El Observatorio del Teide se levantaba desafiante como el ojo más poderoso de España. A través de él, Manuel observaba los vientos solares, los planetas exteriores, el cinturón de asteroides, estrellas lejanas… intentaba adivinar la existencia de otros planetas a través de las variaciones fotométricas en la trayectoria de los astros y analizaba las señales de radio en colaboración con el programa SETI. En el Observatorio se concentraban los mejores telescopios solares y los mejores científicos de Europa, y Manuel era uno de ellos. Al igual que Natalia lo era en su campo.

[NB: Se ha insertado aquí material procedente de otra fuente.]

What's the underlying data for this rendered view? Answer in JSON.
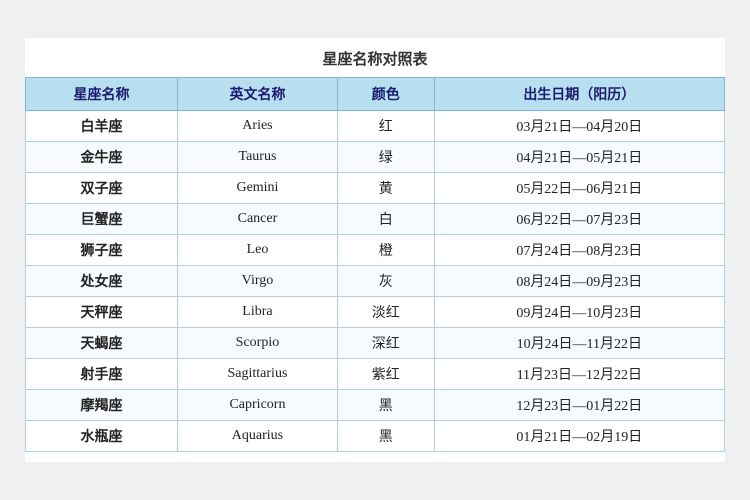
{
  "title": "星座名称对照表",
  "headers": [
    "星座名称",
    "英文名称",
    "颜色",
    "出生日期（阳历）"
  ],
  "rows": [
    {
      "chinese": "白羊座",
      "english": "Aries",
      "color": "红",
      "date": "03月21日—04月20日"
    },
    {
      "chinese": "金牛座",
      "english": "Taurus",
      "color": "绿",
      "date": "04月21日—05月21日"
    },
    {
      "chinese": "双子座",
      "english": "Gemini",
      "color": "黄",
      "date": "05月22日—06月21日"
    },
    {
      "chinese": "巨蟹座",
      "english": "Cancer",
      "color": "白",
      "date": "06月22日—07月23日"
    },
    {
      "chinese": "狮子座",
      "english": "Leo",
      "color": "橙",
      "date": "07月24日—08月23日"
    },
    {
      "chinese": "处女座",
      "english": "Virgo",
      "color": "灰",
      "date": "08月24日—09月23日"
    },
    {
      "chinese": "天秤座",
      "english": "Libra",
      "color": "淡红",
      "date": "09月24日—10月23日"
    },
    {
      "chinese": "天蝎座",
      "english": "Scorpio",
      "color": "深红",
      "date": "10月24日—11月22日"
    },
    {
      "chinese": "射手座",
      "english": "Sagittarius",
      "color": "紫红",
      "date": "11月23日—12月22日"
    },
    {
      "chinese": "摩羯座",
      "english": "Capricorn",
      "color": "黑",
      "date": "12月23日—01月22日"
    },
    {
      "chinese": "水瓶座",
      "english": "Aquarius",
      "color": "黑",
      "date": "01月21日—02月19日"
    }
  ]
}
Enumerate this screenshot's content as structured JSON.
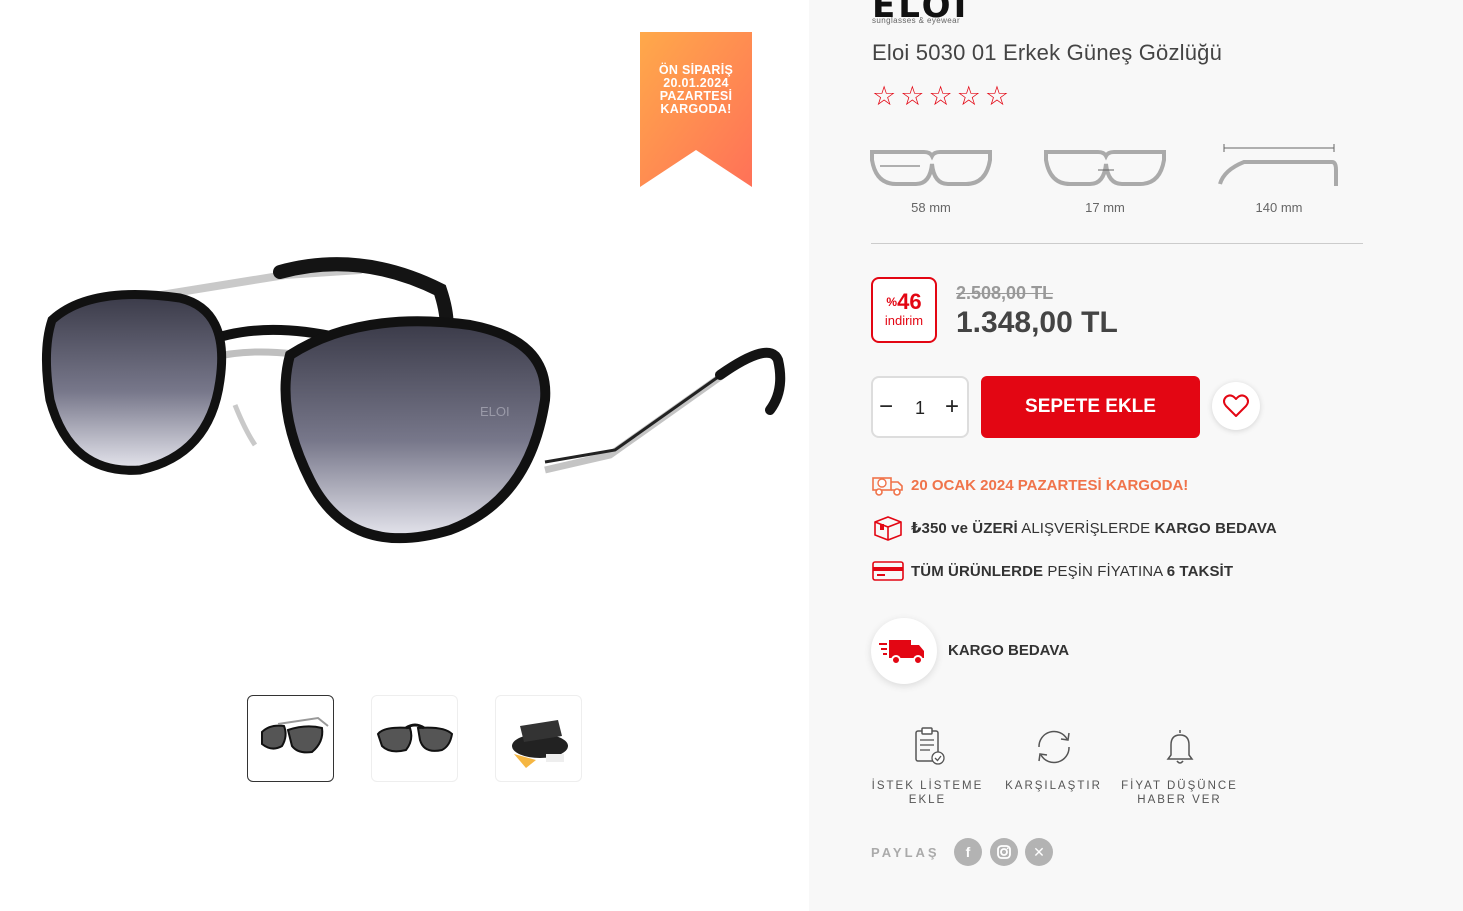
{
  "ribbon": {
    "line1": "ÖN SİPARİŞ",
    "line2": "20.01.2024",
    "line3": "PAZARTESİ",
    "line4": "KARGODA!"
  },
  "brand": {
    "logo": "ELOI",
    "sub": "sunglasses & eyewear"
  },
  "product": {
    "title": "Eloi 5030 01 Erkek Güneş Gözlüğü",
    "rating_stars": 5,
    "lens_mark": "ELOI"
  },
  "measurements": {
    "lens_width": "58 mm",
    "bridge_width": "17 mm",
    "temple_length": "140 mm"
  },
  "pricing": {
    "discount_symbol": "%",
    "discount_value": "46",
    "discount_word": "indirim",
    "old_price": "2.508,00 TL",
    "new_price": "1.348,00 TL"
  },
  "cart": {
    "quantity": "1",
    "minus": "−",
    "plus": "+",
    "add_label": "SEPETE EKLE"
  },
  "info": {
    "shipping_date": "20 OCAK 2024 PAZARTESİ KARGODA!",
    "free_ship_prefix": "₺350 ve ÜZERİ",
    "free_ship_mid": " ALIŞVERİŞLERDE ",
    "free_ship_suffix": "KARGO BEDAVA",
    "install_prefix": "TÜM ÜRÜNLERDE",
    "install_mid": " PEŞİN FİYATINA ",
    "install_suffix": "6 TAKSİT"
  },
  "free_shipping_badge": "KARGO BEDAVA",
  "actions": {
    "wishlist_line1": "İSTEK LİSTEME",
    "wishlist_line2": "EKLE",
    "compare": "KARŞILAŞTIR",
    "price_alert_line1": "FİYAT DÜŞÜNCE",
    "price_alert_line2": "HABER VER"
  },
  "share": {
    "label": "PAYLAŞ",
    "facebook": "f",
    "x": "✕"
  },
  "colors": {
    "accent": "#e30613",
    "shipping": "#f0734a",
    "ribbon_top": "#ffa24a",
    "ribbon_bottom": "#ff7a55"
  }
}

Tras abandonar el hielo, Natalia se trasladó con sus padres a Buenos Aires, y como una semilla que despierta al calor, abrazó la primavera argentina, renegando de su frío pasado. Descubrió el aroma de las flores, los revolcones en la hierba y el tórrido verano bonaerense, cargado de tangos y aroma a tabaco y sudor. Sus días pasaron a ser cortos y sus noches siguieron siendo largas, y vivió como nunca antes lo había hecho. Todo el mundo era nuevo para sus sentidos: se quedaba fascinada con el pavimento de las calles y el caos del tráfico, con el transcurso de las estaciones y la calidez del sol, con una lluvia que no teñía de blanco sus cabellos, con un viento que no traspasaba la carne. Enamorada de lo que el mundo le ofrecía, Natalia decidió estudiar Biología Marina y recorrer mundo para escuchar a las ballenas y recuperar el idioma que compartió con ellas en su niñez. Así es como conoció a Manuel.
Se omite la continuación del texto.